Politikersohn war als Neonazi aktiv

Nach Enthüllungen muss Schwedens Minister für Migration Johan Forssell um seinen Job bangen

Stellt an Einwanderer hohe moralische Ansprüche und muss den eigenen Sohn vom Rassismus abbringen: Schwedens Migrations-Minister Johan Forssell
Stellt an Einwanderer hohe moralische Ansprüche und muss den eigenen Sohn vom Rassismus abbringen: Schwedens Migrations-Minister Johan Forssell

Am Ende blieb dem schwedischen Politiker nur noch die Flucht nach vorn, an die Öffentlichkeit. Dabei hatten sich die großen Medien seines Landes tagelang zurückgehalten, nachdem die antirassistische Online-Zeitschrift »Expo« in der ersten Juliwoche berichtete, dass das »Familienmitglied« eines Ministers der Regierung in Stockholm mit Gruppen sympathisiert, die für eine »weiße Vorherrschaft« eintreten, und in einem zur Neonazi-Szene gehörenden Kampfsportklub mitgewirkt hat. Weil es hierbei um einen Minderjährigen ginge, verlegte man sich zunächst aufs Schweigen. Die Nachricht, dass es sich bei dessen Vater um Johan Forssell, Ressortchef für Migration und prominentes Gesicht der konservativen Moderaten Sammlungspartei, handelt, verbreitete sich so zunächst nur auf Twitter.

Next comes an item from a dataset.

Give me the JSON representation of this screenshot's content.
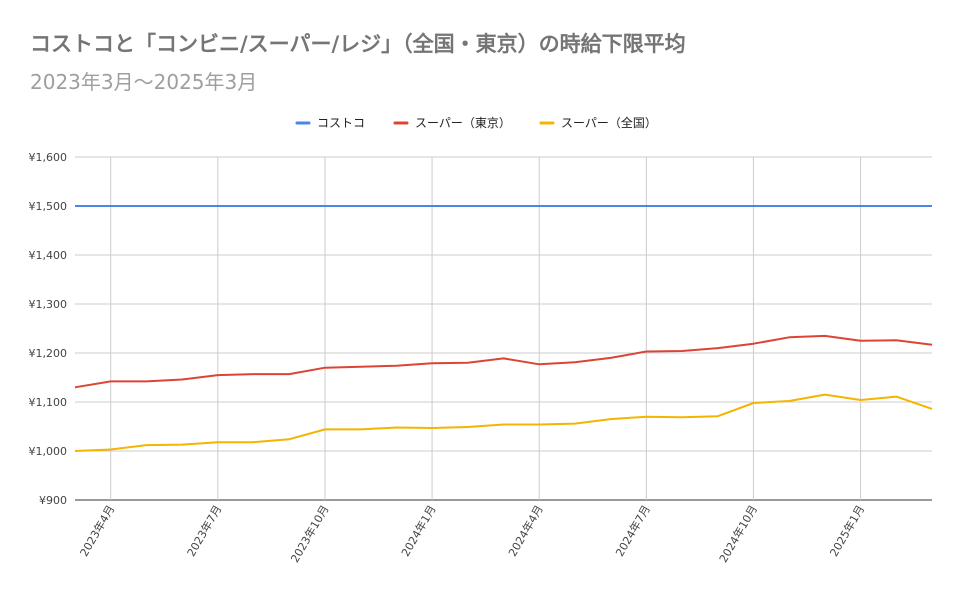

Unter den klassischen Medien ließ zunächst nur die traditionsreiche Regionalzeitung »Västerbottens Kuriren« (VK) am vergangenen Montag die Katze aus dem Sack, ohne den Jugendlichen namentlich zu nennen. In einem Kommentar wurde zudem die Frage aufgeworfen, wie es um die innere Sicherheit in Schweden bestellt sei, wenn sich Forssells Angehöriger im rechtsextremen Milieu bewegt. Das »Outing« des Ministers bei VK brachte dessen Herausgeber Marcus Melinder einen Anruf von Martin Borgs, dem Chef für Strategie und Kommunikation der Moderaten, ein, der sich bitter über die »Bloßstellung eines Minderjährigen« beschwerte. »Es ist eine neue Grenze überschritten worden«, kommentierte Melinder diesen Versuch Druck auszuüben. Auch weitere Medien sollen von der Partei entsprechend kontaktiert worden sein.

Nachdem sein Name nun doch die Runde machte, stellte sich Johan Forssell am Donnerstag einem Interview mit dem privaten Fernsehsender TV4. Über die Aktivitäten seines 16-jährigen Sohnes sei er als Vater »schockiert und entsetzt« gewesen, sagte der Minister. Er habe davon keinerlei Kenntnis gehabt. Nach langen und schwierigen Aussprachen zeige der Teenager nun aber tiefe Reue: »Diese Aktivitäten sind vorbei, aber unsere Gespräche werden natürlich weitergehen.« Seine Ausführungen bettete der Minister, der stets gern auf die Bedeutung einer guten Erziehung hinwies, in das »größere gesellschaftliche Problem« ein, dass viele Eltern kaum etwas darüber wüssten, was ihre Kinder in den sozialen Medien treiben, und sich die Frage stelle, wie man sie vor schädlicher Beeinflussung dort schützen könne.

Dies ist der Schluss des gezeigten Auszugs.